How to Begin Tracking Your Fitness
If you want to explore fitness monitoring but don’t have a wearable, start with a mobile app that counts your steps. This method involves minimal to no expenditure and may be appealing to beginners. Map My Fitness is our top pick for folks who are just starting started with fitness. It allows you to track hundreds of activities, ranging from vacuuming to rock climbing.

If you run or ride a bike, we recommend using an app to track your runs or rides before investing in a tracker. Why? Some trackers require you to carry your phone to obtain precise pace, distance, and mapping, so you’ll want to know before you buy if you’re okay with having your phone or if you’d prefer a tracker with built-in GPS that doesn’t require you to. Runkeeper (for running), Cyclemeter (for riding), and Strava are a few apps we recommend (for both running and cycling).

Photograph of a woman wearing a Fitbit Versa 3.
Versa 3 Fitbit
Another fascinating option for bikers is the Coros SafeSound Helmet, which incorporates your phone’s GPS to track your rides and employs bone-conduction audio to enable you to hear directions, music, and phone calls without covering your ears.

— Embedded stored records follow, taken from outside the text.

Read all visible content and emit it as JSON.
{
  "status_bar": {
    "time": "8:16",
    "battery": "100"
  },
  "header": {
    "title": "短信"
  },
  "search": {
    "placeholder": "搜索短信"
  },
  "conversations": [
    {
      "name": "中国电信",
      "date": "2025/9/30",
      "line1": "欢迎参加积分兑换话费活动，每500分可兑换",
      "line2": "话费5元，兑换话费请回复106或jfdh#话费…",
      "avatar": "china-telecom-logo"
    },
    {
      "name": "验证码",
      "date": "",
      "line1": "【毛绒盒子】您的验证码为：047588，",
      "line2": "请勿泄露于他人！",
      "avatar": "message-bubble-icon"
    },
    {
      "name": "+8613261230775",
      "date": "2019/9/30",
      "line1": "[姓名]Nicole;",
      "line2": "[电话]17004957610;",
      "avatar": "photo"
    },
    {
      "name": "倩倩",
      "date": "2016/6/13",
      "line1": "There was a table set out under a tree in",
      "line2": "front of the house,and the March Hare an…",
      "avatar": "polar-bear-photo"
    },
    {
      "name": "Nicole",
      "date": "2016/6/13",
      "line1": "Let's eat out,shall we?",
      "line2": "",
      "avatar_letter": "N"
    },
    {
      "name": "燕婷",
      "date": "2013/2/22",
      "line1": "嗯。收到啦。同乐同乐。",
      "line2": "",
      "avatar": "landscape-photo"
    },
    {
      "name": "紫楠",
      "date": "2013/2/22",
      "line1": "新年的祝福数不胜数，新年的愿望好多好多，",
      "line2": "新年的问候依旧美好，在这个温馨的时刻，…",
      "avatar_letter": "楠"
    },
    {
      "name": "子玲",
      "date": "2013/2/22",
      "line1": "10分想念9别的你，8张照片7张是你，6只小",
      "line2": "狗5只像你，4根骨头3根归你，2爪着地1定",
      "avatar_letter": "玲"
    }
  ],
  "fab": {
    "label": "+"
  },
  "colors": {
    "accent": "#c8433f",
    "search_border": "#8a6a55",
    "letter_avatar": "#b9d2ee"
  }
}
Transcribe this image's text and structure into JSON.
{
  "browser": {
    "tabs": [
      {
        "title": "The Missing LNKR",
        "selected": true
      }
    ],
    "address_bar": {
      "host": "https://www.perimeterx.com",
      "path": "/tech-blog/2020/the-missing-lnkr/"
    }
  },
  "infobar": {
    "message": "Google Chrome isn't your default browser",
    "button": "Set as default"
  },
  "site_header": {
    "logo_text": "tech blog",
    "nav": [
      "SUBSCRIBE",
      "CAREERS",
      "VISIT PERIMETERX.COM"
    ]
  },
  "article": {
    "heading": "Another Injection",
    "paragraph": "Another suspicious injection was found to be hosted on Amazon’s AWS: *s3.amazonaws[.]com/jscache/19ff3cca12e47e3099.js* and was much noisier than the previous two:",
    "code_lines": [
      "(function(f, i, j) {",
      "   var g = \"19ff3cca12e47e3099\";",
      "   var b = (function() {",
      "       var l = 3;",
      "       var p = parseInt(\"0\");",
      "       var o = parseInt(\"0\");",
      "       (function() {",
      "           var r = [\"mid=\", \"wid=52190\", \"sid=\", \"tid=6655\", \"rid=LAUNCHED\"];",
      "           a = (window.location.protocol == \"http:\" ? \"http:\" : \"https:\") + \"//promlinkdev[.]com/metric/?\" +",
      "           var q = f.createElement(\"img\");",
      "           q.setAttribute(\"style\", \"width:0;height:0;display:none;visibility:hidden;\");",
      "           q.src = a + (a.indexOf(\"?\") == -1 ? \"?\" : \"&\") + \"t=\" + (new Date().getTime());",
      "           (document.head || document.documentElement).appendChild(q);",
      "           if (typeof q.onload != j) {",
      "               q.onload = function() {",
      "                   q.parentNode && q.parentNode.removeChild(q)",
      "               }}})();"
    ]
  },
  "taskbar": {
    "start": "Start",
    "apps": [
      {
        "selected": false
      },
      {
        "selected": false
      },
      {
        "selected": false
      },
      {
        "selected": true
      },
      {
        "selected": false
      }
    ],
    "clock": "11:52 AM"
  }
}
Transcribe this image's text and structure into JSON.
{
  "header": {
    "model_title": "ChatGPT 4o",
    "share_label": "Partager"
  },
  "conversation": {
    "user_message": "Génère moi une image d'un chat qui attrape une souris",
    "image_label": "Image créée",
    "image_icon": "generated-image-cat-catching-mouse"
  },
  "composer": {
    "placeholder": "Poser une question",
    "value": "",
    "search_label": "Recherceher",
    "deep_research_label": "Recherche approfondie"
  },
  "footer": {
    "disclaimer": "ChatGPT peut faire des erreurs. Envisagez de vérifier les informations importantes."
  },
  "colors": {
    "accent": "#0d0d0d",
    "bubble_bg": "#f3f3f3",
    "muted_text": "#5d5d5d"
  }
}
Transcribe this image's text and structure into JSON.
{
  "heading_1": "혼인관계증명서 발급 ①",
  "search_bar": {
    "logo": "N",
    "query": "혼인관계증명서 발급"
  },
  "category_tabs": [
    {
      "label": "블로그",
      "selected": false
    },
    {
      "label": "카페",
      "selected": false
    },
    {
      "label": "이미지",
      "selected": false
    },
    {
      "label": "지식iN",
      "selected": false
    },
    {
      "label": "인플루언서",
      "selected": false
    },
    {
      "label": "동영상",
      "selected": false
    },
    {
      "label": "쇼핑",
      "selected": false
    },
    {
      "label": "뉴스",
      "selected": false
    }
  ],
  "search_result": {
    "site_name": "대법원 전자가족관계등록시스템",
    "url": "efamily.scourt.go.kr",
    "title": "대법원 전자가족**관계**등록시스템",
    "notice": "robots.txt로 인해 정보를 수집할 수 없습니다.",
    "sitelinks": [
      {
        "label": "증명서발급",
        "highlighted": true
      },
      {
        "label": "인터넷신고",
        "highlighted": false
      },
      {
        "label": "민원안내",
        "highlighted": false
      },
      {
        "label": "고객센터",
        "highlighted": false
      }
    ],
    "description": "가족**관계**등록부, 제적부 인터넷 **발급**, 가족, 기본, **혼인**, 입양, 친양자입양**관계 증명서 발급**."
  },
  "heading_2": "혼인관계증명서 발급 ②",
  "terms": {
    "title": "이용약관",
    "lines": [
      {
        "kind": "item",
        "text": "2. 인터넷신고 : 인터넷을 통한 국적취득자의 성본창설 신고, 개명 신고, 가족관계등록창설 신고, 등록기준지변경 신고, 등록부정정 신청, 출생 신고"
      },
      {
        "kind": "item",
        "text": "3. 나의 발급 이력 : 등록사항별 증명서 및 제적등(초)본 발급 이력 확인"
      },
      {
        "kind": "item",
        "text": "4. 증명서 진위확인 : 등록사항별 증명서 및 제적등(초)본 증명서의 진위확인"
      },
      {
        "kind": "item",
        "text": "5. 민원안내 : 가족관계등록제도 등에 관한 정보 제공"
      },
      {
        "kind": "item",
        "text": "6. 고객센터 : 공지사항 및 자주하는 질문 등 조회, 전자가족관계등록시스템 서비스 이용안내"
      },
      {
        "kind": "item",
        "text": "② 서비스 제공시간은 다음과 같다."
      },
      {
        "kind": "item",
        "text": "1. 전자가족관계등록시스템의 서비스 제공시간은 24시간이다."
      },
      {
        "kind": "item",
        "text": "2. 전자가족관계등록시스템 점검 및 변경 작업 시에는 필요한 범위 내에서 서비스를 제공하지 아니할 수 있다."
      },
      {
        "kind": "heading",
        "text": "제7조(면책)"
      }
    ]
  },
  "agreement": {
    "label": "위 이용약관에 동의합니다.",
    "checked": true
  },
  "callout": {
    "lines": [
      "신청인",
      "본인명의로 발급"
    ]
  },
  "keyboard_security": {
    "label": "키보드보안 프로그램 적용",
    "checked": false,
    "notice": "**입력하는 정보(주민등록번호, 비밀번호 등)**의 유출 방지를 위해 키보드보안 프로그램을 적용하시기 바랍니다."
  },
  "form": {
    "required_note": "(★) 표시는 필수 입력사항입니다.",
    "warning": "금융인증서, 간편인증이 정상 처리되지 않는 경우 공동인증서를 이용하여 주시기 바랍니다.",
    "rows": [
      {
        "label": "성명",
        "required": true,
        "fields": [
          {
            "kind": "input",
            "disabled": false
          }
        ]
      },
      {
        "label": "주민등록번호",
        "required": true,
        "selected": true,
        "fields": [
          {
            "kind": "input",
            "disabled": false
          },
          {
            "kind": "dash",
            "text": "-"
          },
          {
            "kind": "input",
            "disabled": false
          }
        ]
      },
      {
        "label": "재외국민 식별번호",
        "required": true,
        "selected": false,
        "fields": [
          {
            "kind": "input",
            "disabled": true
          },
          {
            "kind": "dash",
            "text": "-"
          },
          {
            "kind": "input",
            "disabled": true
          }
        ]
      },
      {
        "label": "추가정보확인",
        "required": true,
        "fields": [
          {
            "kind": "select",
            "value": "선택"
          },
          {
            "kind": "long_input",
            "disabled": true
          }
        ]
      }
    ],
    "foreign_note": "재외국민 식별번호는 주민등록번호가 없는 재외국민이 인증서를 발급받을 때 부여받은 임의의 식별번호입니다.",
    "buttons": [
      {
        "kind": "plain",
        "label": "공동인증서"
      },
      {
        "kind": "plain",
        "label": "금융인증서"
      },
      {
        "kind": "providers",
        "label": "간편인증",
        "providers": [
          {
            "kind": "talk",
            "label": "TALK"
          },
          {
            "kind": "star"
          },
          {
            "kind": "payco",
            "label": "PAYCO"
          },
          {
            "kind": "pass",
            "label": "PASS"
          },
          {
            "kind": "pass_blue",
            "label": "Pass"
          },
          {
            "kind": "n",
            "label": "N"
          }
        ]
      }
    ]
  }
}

What Should You Pay for a Fitness Tracker?
Fitness trackers can cost anywhere between $25 and $400 or more. Some less-priced trackers don’t have a display, so you have to glance at your smartphone to see how many steps you’ve taken.

More expensive trackers typically contain optical heart rate monitors and GPS, and these capabilities are frequently geared toward athletes and fitness enthusiasts. If your primary activity is walking, don’t get suckered into purchasing an expensive tracker. If you only walk and don’t do much else, there are plenty of excellent solutions in the $25 to $99 price range. If you work out frequently and want a lot of fitness-tracking choices, we recommend investing at least $99, as that’s when you’ll start to see the capabilities that are valuable to active people.

3.0 Whoop Strap
3.0 Whoop Strap
Most fitness trackers require a one-time payment for the device and then provide all the related software functions for free. The Whoop Strap 3.0 is priced differently. Whoop provides its essential black wristband for free with the purchase of a membership that grants access to its app. Whoop justifies its continued membership payments by providing convenient features like COVID-19 tracking through regular app updates.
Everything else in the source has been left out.